With exploding visitor numbers and 125,000 people attempting the Tongariro Alpine Crossing annually, police are warning a death on Mt Tongariro is not a case of if, but when.

That follows the rescue of two trampers, one suffering hypothermia, in the early hours of Sunday morning in freezing conditions on Mt Tongariro.

Taupo Senior Constable Barry Shepherd said police at search and rescue headquarters were extremely worried the wet and cold woman was in imminent danger of dying.

She could no longer walk and was huddled in a sleeping bag on the side of a tramping track in the dark.


He said the whole rescue could have easily been avoided if the group had prepared better, made better decisions on the mountain and stuck together. But there were several other factors which led these hikers so close to a meeting with death.

The Crossing has become an increasingly attractive draw after the Lord of Rings films set neighbouring Mt Ngaruhoe as the imposing Mt Doom.

The party of four in their late twenties and early thirties had set out from Mangetepopo late on Saturday morning, intending to tramp to Oturere Hut on the other side of the mountain.

It took them more than five hours just to reach Red Crater, a walk which normally takes less than half that time.

Despite the sun setting, the group carried on down to the Oturere Valley where they met blizzard conditions.

In the snow, the group became separated.

The first two men reached Oturere Hut, but the man and the woman left behind were wet and became cold. They called police at 8.40pm.

Using the 111 location system, police were able to pinpoint the couple's location and began a search and rescue operation but were unable to get a helicopter in because of low cloud.

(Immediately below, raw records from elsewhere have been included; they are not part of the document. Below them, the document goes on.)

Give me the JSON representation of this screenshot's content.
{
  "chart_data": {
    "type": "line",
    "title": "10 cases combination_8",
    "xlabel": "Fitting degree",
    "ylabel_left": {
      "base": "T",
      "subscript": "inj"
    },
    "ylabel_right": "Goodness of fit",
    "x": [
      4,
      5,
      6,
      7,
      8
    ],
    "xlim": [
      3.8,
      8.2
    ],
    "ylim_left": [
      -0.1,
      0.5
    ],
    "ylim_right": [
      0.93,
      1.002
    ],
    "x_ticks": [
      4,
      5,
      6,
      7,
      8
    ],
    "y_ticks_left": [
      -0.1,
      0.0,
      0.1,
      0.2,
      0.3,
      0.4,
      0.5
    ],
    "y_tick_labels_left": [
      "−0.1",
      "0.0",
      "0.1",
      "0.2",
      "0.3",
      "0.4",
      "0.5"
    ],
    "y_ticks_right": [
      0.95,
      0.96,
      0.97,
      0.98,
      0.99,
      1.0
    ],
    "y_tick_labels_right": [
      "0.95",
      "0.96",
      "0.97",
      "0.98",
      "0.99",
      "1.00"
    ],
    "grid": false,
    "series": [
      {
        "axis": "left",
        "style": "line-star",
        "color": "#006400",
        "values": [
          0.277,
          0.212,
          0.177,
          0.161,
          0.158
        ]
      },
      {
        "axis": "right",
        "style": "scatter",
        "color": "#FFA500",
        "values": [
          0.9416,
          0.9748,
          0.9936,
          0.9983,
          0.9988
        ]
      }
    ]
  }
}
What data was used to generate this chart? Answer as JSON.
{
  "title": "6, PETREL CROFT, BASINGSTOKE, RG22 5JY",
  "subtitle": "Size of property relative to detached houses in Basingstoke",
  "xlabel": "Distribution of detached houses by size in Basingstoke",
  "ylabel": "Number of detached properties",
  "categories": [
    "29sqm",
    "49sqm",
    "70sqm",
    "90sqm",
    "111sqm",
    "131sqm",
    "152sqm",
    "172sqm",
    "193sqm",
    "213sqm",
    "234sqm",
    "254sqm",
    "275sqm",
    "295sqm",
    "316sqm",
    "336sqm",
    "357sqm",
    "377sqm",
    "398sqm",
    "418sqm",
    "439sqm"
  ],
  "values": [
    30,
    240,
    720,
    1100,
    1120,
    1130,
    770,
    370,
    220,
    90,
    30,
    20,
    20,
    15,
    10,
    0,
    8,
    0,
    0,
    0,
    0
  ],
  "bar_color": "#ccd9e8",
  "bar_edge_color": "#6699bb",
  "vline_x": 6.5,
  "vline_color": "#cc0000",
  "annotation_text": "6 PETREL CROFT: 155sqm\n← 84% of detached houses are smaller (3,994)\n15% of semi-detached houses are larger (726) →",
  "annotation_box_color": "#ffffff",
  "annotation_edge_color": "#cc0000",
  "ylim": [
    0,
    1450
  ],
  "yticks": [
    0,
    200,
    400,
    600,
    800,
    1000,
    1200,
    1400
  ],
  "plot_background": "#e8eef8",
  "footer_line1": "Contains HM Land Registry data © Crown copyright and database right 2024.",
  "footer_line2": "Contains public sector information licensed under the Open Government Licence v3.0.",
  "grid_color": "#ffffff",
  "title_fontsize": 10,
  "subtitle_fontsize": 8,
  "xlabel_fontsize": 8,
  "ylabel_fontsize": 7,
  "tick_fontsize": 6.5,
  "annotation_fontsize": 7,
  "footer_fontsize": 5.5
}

Instead, LandSAR volunteers Luke Middleton and Brett Donaldson were flown to Ketetahi Hut just before midnight to begin the three hour walk across the top of Mt Tongariro to Oturere, with another team 40 minutes behind them.

Meanwhile, police managed to contact the two other members of the group at the hut, told them of the couple's location and ordered them to go and find their friends, which they did.

It took the three men more than two hours to carry the immobile woman 1km back to the hut.

The searchers arrived at the hut a few minutes after the group and were able to use the spare warm gear they were carrying to get her changed into dry clothes and into the two remaining dry sleeping bags.

The rest of the group and the searchers spent a cold night in the hut, which did not have a working heater, and were helicoptered out at about 8am.

Mr Shepherd says the group made a series of mistakes which could have easily led to a fatality on the mountain.


Firstly, they had set off too late and then failed to turn back when it became obvious progress was too slow to complete the walk in daylight.

They had taken crampons, but ones unsuitable for their boots and lost valuable time trying repeatedly to refit them.

They failed to travel at the pace of the slowest member of the group and become separated.

The group at the hut failed to raise the alarm when their companions didn't arrive, even though they had a personal locator beacon and could have found cellphone coverage near the hut.

"People are reluctant to ring 111 because they think it's for emergencies, but we say if you need us now, call 111 regardless of what it is."

Mr Shepherd said the group were lucky there were LandSAR volunteers and rescue helicopter crew who were willing to sacrifice their own sleep and time and put themselves at risk to try to reach them on the mountain.


In all, four LandSAR searchers turned out in the middle of the night, along with two Greenlea rescue helicopter crew, four police staff and two LandSAR volunteers at Turangi Police Station.

"It required a really serious commitment to actually save [the woman's] life - that was potentially where it was going."

Mr Shepherd, a search and rescue veteran of 27 years, said given the numbers of people visiting Mt Tongariro and the lack of preparation of many of them, a fatality on the mountain was inevitable.

"It bothers a lot of people who go up there regularly just to see what people are doing," he said.

"One of these days someone will die and we're going to be having this discussion in front of a coroner."